AUTHORITY AND REGULATIONS: This program is described in the Catalog of 
Federal Domestic Assistance at http://www.cfda.gov/.  This program is 
described in the Catalog of Federal Domestic Assistance Nos. 93.121 
(NIDCR) and 93.399 (NCI) and is not subject to the intergovernmental 
review requirements of Executive Order 12372 or Health Systems Agency 
review.  Awards are made under authorization of Sections 301 and 405 of 
the Public Health Service Act as amended (42 USC 241 and 284) and 
administered under NIH grants policies described at 
http://grants.nih.gov/grants/policy/policy.htm and under Federal 
Regulations 42 CFR 52 and 45 CFR Parts 74 and 92. 

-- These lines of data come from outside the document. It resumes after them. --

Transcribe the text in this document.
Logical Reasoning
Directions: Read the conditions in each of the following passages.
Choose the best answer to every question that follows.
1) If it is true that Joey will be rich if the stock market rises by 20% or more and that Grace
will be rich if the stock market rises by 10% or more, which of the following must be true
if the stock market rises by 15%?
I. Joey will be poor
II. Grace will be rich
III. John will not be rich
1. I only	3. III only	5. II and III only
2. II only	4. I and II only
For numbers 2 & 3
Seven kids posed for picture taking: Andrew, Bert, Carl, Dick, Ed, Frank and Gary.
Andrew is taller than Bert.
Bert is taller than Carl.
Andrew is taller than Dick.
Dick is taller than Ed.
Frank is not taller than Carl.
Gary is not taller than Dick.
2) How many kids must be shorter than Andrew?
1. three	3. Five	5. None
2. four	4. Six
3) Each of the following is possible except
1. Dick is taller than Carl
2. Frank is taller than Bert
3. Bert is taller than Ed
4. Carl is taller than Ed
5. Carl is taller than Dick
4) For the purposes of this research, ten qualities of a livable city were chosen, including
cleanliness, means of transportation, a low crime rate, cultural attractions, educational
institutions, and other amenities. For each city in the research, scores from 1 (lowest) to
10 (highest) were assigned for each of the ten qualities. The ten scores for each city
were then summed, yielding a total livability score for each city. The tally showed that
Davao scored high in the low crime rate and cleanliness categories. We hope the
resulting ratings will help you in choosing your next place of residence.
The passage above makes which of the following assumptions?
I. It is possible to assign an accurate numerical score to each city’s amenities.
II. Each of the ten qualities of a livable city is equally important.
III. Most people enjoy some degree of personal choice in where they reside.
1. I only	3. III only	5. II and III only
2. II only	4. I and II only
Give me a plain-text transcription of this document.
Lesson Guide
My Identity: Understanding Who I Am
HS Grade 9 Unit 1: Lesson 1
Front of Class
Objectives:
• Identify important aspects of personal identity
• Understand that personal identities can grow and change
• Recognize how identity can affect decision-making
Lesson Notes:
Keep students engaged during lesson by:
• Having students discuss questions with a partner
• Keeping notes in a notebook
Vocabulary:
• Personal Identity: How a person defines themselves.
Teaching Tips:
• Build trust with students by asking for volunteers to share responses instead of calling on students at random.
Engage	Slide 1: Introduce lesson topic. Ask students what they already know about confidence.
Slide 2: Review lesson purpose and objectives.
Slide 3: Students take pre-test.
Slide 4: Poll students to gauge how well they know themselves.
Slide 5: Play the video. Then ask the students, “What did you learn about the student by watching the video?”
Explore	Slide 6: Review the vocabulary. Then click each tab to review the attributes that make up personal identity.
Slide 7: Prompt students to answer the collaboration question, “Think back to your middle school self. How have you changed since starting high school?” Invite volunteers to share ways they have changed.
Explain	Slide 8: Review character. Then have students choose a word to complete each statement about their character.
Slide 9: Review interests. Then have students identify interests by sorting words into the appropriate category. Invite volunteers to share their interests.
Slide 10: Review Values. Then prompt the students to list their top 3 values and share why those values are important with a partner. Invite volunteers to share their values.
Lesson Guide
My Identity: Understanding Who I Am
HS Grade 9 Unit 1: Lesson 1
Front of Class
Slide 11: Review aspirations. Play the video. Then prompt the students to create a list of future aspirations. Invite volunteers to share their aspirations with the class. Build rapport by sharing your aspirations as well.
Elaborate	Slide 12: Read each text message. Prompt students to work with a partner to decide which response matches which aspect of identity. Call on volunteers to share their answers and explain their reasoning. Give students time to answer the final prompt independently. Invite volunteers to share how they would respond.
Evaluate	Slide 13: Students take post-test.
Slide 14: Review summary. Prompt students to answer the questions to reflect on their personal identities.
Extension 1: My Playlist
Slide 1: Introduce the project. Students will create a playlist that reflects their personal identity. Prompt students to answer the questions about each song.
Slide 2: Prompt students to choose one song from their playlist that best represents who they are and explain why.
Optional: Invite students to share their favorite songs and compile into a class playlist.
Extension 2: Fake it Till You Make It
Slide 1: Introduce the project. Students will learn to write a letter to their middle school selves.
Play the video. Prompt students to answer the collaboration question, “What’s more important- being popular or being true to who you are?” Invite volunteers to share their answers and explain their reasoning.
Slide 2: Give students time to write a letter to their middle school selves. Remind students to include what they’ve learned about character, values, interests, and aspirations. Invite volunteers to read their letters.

The PHS strongly encourages all grant recipients to provide a smoke-
free workplace and discourage the use of all tobacco products.  In 
addition, Public Law 103-227, the Pro-Children Act of 1994, prohibits 
smoking in certain facilities (or in some cases, any portion of a 
facility) in which regular or routine education, library, day care, 
health care, or early childhood development services are provided to 
children.  This is consistent with the PHS mission to protect and 
advance the physical and mental health of the American people.